The following regulatory features from the Encyclopedia of DNA Elements (ENCODE) ⁵³ were used to annotate IBD risk loci: DNaseI hypersensitivity sites, transcription factor binding sites, histone modification and DNA-polymerase sites. The cell types in which they occur are also reported. Regulatory elements were extracted using the Variant Explorer tool.

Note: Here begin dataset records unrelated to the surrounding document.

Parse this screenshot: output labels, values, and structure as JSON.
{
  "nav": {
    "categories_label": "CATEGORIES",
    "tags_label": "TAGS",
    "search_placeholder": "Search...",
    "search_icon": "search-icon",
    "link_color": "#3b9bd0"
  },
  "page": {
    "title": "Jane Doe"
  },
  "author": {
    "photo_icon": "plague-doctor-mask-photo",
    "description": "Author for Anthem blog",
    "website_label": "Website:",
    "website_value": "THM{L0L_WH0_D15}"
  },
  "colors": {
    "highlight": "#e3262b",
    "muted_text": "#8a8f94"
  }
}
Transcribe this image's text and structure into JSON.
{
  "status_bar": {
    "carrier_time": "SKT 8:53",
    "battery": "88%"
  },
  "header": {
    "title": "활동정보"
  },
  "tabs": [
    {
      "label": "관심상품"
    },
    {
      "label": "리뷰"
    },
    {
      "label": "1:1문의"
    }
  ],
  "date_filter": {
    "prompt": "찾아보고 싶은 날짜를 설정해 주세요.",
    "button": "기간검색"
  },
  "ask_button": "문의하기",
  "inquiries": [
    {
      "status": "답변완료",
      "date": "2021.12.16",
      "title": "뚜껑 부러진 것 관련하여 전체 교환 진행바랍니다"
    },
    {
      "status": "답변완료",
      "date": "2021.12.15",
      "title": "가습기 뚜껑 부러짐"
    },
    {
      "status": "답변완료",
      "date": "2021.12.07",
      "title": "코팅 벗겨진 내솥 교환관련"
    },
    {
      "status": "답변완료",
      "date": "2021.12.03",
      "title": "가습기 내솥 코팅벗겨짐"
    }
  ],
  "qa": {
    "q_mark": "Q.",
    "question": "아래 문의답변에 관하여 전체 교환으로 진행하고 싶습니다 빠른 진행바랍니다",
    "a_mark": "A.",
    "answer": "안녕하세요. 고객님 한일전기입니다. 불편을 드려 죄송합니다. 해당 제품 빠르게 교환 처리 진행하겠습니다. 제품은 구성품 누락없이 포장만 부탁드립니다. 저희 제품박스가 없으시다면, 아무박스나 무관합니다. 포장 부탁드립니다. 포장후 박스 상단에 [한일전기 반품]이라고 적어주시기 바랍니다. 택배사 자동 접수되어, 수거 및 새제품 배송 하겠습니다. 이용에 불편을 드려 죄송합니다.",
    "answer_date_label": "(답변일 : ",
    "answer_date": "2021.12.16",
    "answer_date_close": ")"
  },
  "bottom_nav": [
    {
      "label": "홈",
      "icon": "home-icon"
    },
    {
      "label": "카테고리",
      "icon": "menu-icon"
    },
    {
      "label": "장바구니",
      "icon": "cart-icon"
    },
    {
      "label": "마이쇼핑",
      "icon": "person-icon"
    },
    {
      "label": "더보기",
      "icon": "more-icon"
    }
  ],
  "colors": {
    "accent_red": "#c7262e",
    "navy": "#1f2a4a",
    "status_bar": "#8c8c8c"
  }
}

Modelling European vs. Non European IBD risk

Effect size and frequency comparisons

For each associated SNP for a given phenotype as defined from the likelihood modelling, we estimated correlation between logORs in European and non-European populations using a weighted linear regression with the inverse variance of the non-European logOR as weights. For an associated SNP, differences in the effect size between two populations were tested using t-tests for a significant difference in log odds ratios (ORs). Fixation index (F_st) values for a SNP between two populations were calculated using the Weir and Cockerham method on allele frequencies in control samples only ⁵⁴. The proportion of variance explained by each associated locus per population was calculated using a liability threshold model⁵³ assuming a disease prevalence of 500 per 100,000 and log-additive disease risk.

Genetic correlations

The proportion of genetic variation tagged by Immunochip SNPs that is shared between European and each non-European cohort (r_G) was estimated using the bivariate linear mixed-effects model implemented in GCTA ⁵⁵.The method was applied across Immunochip individuals for each European vs. non-European pairwise comparison for Crohn's disease and ulcerative colitis, with 20 PCs as covariates and assuming a disease prevalence of 0.005. To test whether r_G is significantly different from 0 (or 1), r_G was fixed at 0 (or 1) and a likelihood ratio test comparing this constrained model with the unconstrained model was applied. An rG of 0 means that no genetic variants are shared between the two populations, while a value of 1 means that all the genetic variance tagged in one population is shared with the other. In the European cohort, only 10,000 cases and 10,000 controls (selected at random) were included due to computation limitations, while all non-European samples were included.